В другое время Гельды остановился бы, прислушался к песне, слова бы мимо ушей не пропустил, а то и сам бы стал подпевать. Но сейчас ему было не до песен.
— Гельды! — услышал он возглас позади.
Оглянулся — в дверях клуба стоял закадычный друг Чары-тракторист. Чары догнал его, взял под руку, потянул в переулок:
— Пойдем скорее!
Гельды удивился:
— Куда ты меня тянешь? Почему ушел, разве собрание уже кончилось?
— Где там! Когда ты видел, чтобы Гюльджемал закруглилась раньше полуночи? Просто я решил взять тебя с собой…
— Куда взять? Куда ты меня тянешь?
— Как куда? К себе. Посидим, побеседуем, пропустим по рюмочке. Для человека в беде нет лучшего утешителя… Вот увидишь, сразу на душе полегчает.
— Нет, если я сейчас выпью, мне станет хуже… — Гельды приостановился, попытался высвободить руку. — Я лучше пойду домой. Хочется побыть одному, подумать… Надо же! В двадцать три года я стал феодалом! Из комсомола исключили!
— Пойдем ко мне, — не отставал Чары. — Хочешь, на дутаре сыграю. А что хорошего ждет тебя дома? Шекер ушла. Одна мать. Да и та небось слезы проливает. Очень весело! Ей-богу, послушай меня, идем!
— Нет. Оставь меня одного… — Гельды с трудом высвободился.

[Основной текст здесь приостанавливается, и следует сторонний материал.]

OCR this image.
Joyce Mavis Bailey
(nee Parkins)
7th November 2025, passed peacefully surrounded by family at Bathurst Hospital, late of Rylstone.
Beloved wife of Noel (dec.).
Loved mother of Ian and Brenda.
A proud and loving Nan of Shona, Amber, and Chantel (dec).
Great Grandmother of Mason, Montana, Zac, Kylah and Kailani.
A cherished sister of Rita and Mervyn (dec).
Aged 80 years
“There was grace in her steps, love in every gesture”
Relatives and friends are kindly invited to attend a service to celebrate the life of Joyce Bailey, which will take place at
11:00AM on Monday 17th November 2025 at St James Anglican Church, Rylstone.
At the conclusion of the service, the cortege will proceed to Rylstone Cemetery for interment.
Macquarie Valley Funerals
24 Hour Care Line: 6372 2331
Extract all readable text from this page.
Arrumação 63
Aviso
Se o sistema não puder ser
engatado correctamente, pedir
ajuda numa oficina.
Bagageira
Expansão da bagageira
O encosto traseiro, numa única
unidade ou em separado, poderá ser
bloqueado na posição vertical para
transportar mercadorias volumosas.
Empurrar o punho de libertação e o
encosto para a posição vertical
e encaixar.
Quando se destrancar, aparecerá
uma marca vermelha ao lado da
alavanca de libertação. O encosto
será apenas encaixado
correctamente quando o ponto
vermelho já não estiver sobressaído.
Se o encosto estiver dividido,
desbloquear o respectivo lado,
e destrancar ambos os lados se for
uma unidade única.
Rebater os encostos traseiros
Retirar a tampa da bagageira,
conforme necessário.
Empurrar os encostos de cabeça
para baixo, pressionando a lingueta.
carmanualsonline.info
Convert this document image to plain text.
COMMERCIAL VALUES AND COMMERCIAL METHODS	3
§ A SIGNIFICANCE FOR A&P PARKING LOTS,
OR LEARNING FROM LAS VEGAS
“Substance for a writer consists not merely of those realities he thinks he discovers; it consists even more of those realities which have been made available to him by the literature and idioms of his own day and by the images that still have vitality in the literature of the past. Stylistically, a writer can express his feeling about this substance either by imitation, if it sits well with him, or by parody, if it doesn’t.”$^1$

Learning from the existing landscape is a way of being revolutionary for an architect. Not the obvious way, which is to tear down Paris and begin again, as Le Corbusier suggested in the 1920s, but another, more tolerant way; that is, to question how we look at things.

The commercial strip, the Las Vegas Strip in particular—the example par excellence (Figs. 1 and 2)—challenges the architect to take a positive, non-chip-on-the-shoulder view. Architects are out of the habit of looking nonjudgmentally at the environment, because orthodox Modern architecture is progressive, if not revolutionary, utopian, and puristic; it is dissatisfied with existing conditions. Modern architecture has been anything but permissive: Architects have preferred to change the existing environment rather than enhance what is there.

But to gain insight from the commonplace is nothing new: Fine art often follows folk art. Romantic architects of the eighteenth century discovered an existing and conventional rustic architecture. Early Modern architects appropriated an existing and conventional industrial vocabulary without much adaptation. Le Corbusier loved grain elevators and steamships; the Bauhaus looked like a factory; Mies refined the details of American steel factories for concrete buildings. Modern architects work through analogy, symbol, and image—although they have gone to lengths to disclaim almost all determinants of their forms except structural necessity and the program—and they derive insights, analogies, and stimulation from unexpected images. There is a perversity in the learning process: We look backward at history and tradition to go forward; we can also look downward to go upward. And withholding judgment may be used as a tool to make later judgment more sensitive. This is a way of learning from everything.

Чары с досадой махнул рукой и вернулся в клуб. Две улицы, узкий переулок… Гельды миновал их. А вот и его дом. Аккуратный домик с верандой… Кажется, матери нет: в окнах темно, веранда тоже не освещена. Поднялся по ступенькам, нащупал в темноте выключатель. Резкий свет ударил в глаза. Огляделся — на столе ужин, в фарфоровом чайнике — чай. Уходя, мать позаботилась о нем.
До еды он не дотронулся, чай пить не стал, закурил и со вздохом опустился на старый диван.
Эх, тяжко! А ведь еще неделю назад жизнь была прекрасна. Беда — как злой ястреб на голову… А все из-за Шекер. Нет, она ни в чем не виновата! Виноват он сам, тряпка…
— Убить меня мало! — с досадой прошептал Гельды и скрипнул зубами.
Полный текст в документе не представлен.